Diretor da DAPP integra conselho consultivo do TSE sobre internet e eleições

O grupo tem como atribuições: desenvolver pesquisas e estudos sobre as regras eleitorais e a influência da internet nas eleições, em especial o risco das fake news e o uso de robôs na disseminação das informações; opinar sobre as matérias que lhe sejam submetidas pela presidência do TSE; e propor ações e metas voltadas ao aperfeiçoamento das normas.
Políticas Públicas
15 Dezembro 2017
Diretor da DAPP integra conselho consultivo do TSE sobre internet e eleições

O diretor da Diretoria de Análise de Políticas Públicas da Fundação Getulio Vargas (FGV DAPP), Marco Aurelio Ruediger, foi indicado pelo presidente do Tribunal Superior Eleitoral (TSE), ministro Gilmar Mendes, a integrar o Conselho Consultivo sobre Internet e Eleições.
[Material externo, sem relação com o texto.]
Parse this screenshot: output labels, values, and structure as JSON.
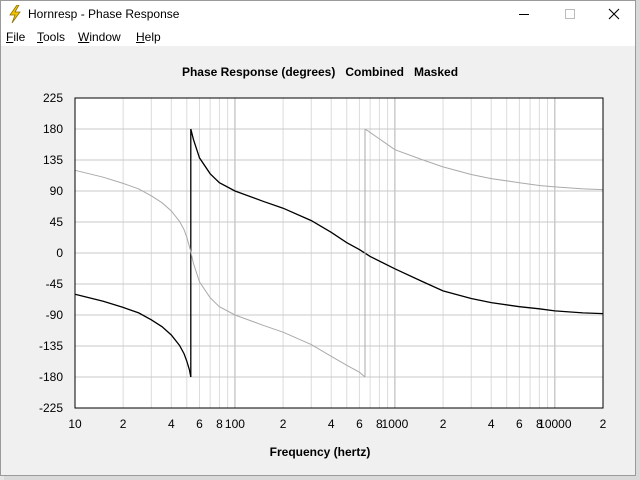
{
  "window": {
    "title": "Hornresp - Phase Response",
    "controls": [
      "minimize",
      "maximize",
      "close"
    ]
  },
  "menu": [
    {
      "label_ul": "F",
      "label_rest": "ile"
    },
    {
      "label_ul": "T",
      "label_rest": "ools"
    },
    {
      "label_ul": "W",
      "label_rest": "indow"
    },
    {
      "label_ul": "H",
      "label_rest": "elp"
    }
  ],
  "chart": {
    "title": "Phase Response (degrees)   Combined   Masked",
    "xlabel": "Frequency (hertz)"
  },
  "chart_data": {
    "type": "line",
    "title": "Phase Response (degrees)   Combined   Masked",
    "xlabel": "Frequency (hertz)",
    "ylabel": "",
    "x_scale": "log",
    "xlim": [
      10,
      20000
    ],
    "ylim": [
      -225,
      225
    ],
    "grid": true,
    "x_tick_labels": [
      {
        "value": 10,
        "label": "10"
      },
      {
        "value": 20,
        "label": "2"
      },
      {
        "value": 40,
        "label": "4"
      },
      {
        "value": 60,
        "label": "6"
      },
      {
        "value": 80,
        "label": "8"
      },
      {
        "value": 100,
        "label": "100"
      },
      {
        "value": 200,
        "label": "2"
      },
      {
        "value": 400,
        "label": "4"
      },
      {
        "value": 600,
        "label": "6"
      },
      {
        "value": 800,
        "label": "8"
      },
      {
        "value": 1000,
        "label": "1000"
      },
      {
        "value": 2000,
        "label": "2"
      },
      {
        "value": 4000,
        "label": "4"
      },
      {
        "value": 6000,
        "label": "6"
      },
      {
        "value": 8000,
        "label": "8"
      },
      {
        "value": 10000,
        "label": "10000"
      },
      {
        "value": 20000,
        "label": "2"
      }
    ],
    "y_ticks": [
      225,
      180,
      135,
      90,
      45,
      0,
      -45,
      -90,
      -135,
      -180,
      -225
    ],
    "series": [
      {
        "color": "#000000",
        "segments": [
          [
            [
              10,
              -60
            ],
            [
              15,
              -70
            ],
            [
              20,
              -79
            ],
            [
              25,
              -87
            ],
            [
              30,
              -97
            ],
            [
              35,
              -107
            ],
            [
              40,
              -119
            ],
            [
              45,
              -134
            ],
            [
              48,
              -146
            ],
            [
              50,
              -157
            ],
            [
              52,
              -170
            ],
            [
              53,
              -180
            ]
          ],
          [
            [
              53,
              -180
            ],
            [
              53,
              180
            ]
          ],
          [
            [
              53,
              180
            ],
            [
              55,
              165
            ],
            [
              60,
              138
            ],
            [
              70,
              115
            ],
            [
              80,
              102
            ],
            [
              100,
              90
            ],
            [
              150,
              75
            ],
            [
              200,
              65
            ],
            [
              300,
              47
            ],
            [
              400,
              30
            ],
            [
              500,
              15
            ],
            [
              600,
              5
            ],
            [
              700,
              -5
            ],
            [
              1000,
              -23
            ],
            [
              1500,
              -42
            ],
            [
              2000,
              -55
            ],
            [
              3000,
              -66
            ],
            [
              4000,
              -72
            ],
            [
              6000,
              -78
            ],
            [
              8000,
              -81
            ],
            [
              10000,
              -84
            ],
            [
              15000,
              -87
            ],
            [
              20000,
              -88
            ]
          ]
        ]
      },
      {
        "color": "#aaaaaa",
        "segments": [
          [
            [
              10,
              120
            ],
            [
              15,
              110
            ],
            [
              20,
              101
            ],
            [
              25,
              93
            ],
            [
              30,
              83
            ],
            [
              35,
              73
            ],
            [
              40,
              61
            ],
            [
              45,
              46
            ],
            [
              48,
              34
            ],
            [
              50,
              23
            ],
            [
              53,
              2
            ],
            [
              55,
              -15
            ],
            [
              60,
              -42
            ],
            [
              70,
              -65
            ],
            [
              80,
              -78
            ],
            [
              100,
              -90
            ],
            [
              150,
              -105
            ],
            [
              200,
              -115
            ],
            [
              300,
              -133
            ],
            [
              400,
              -150
            ],
            [
              500,
              -163
            ],
            [
              600,
              -173
            ],
            [
              650,
              -180
            ]
          ],
          [
            [
              650,
              -180
            ],
            [
              650,
              180
            ]
          ],
          [
            [
              650,
              180
            ],
            [
              700,
              175
            ],
            [
              1000,
              150
            ],
            [
              1500,
              135
            ],
            [
              2000,
              125
            ],
            [
              3000,
              114
            ],
            [
              4000,
              108
            ],
            [
              6000,
              102
            ],
            [
              8000,
              98
            ],
            [
              10000,
              96
            ],
            [
              15000,
              93
            ],
            [
              20000,
              92
            ]
          ]
        ]
      }
    ]
  }
}
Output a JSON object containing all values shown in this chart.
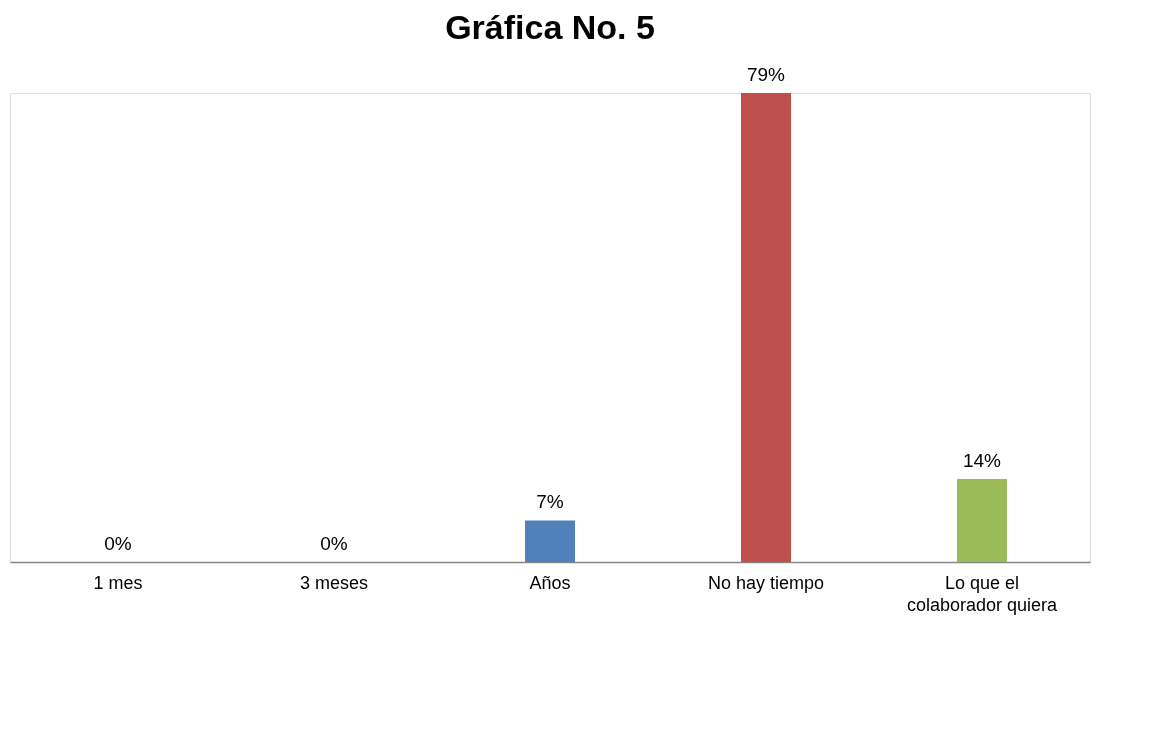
{
  "chart_data": {
    "type": "bar",
    "title": "Gráfica No. 5",
    "categories": [
      "1 mes",
      "3 meses",
      "Años",
      "No hay tiempo",
      "Lo que el colaborador quiera"
    ],
    "values": [
      0,
      0,
      7,
      79,
      14
    ],
    "colors": [
      "#4f81bd",
      "#4f81bd",
      "#4f81bd",
      "#c0504d",
      "#9bbb59"
    ],
    "value_labels": [
      "0%",
      "0%",
      "7%",
      "79%",
      "14%"
    ],
    "tick_labels": "x",
    "grid": false
  }
}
A atuação do grupo na Corte tem como objetivo propor ações para conter a disseminação de notícias falsas e o uso de robôs nas eleições de 2018.

O conselho é composto por dez membros, entre integrantes do TSE, da Agência Brasileira de Inteligência (Abin), do Exército e dos ministérios da Justiça e da Ciência e Tecnologia. Na primeira reunião do conselho, realizada nesta segunda-feira, 11 de dezembro, discutiu-se a necessidade de criação de cartilhas e campanhas de conscientização para a população, elaboração de manuais de procedimentos para os juízes eleitorais, criação de um ambiente virtual (site ou aplicativo) para recebimento de sugestões de atuação e denúncias sobre fake news e análise das propostas de resolução do TSE a fim de apresentar colaborações.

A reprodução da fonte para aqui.